Development¶
This page has summary information about developing the PyPDF library.
History¶
This project, fpdf2
is a fork of the PyFPDF
project, which can be found on GitHub at reingart/pyfpdf but has been inactive since January of 2018.
About the original PyFPDF
lib:
This project started as a Python fork of the FPDF PHP library, ported to Python by Max Pat in 2006: http://www.fpdf.org/dl.php?id=94. Later, code for native reading TTF fonts was added. The project aim is to keep the library up to date, to fulfill the goals of its original roadmap and provide a general overhaul of the codebase to address technical debt keeping features from being added and bugs to be eradicated. Until 2015 the code was developed at Google Code: you can still access the old issues, and old wiki.
As of version 2.5.4, fpdf2
is fully backward compatible with PyFPDF, with the exception of one minor point: for the cell()

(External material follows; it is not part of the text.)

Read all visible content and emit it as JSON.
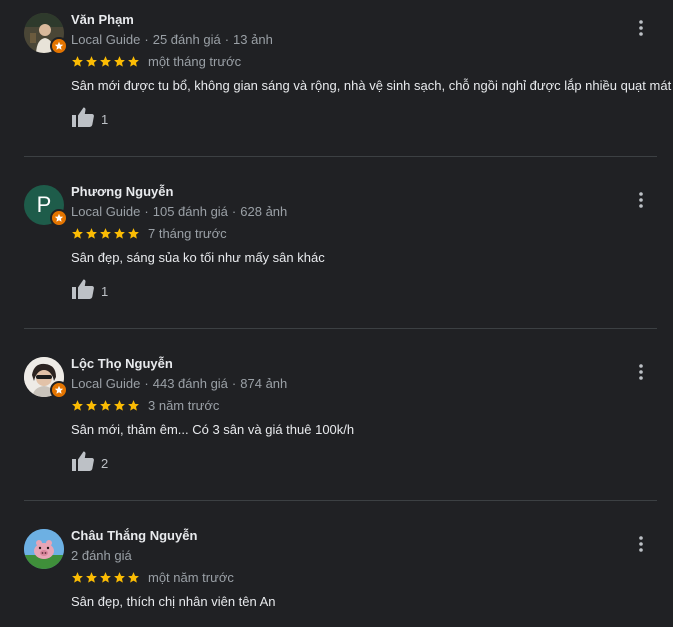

method, the default value of h
has changed. It used to be 0
and is now set to the current value of FPDF.font_size
.
Usage¶
- PyPI download stats - Downloads per release on Pepy
- pip trends: fpdf2 VS other PDF rendering libs
- packages using
fpdf2
can be listed using GitHub Dependency graph: Dependents, Wheelodex or Watchman Pypi. Some are also listed on its libraries.io page.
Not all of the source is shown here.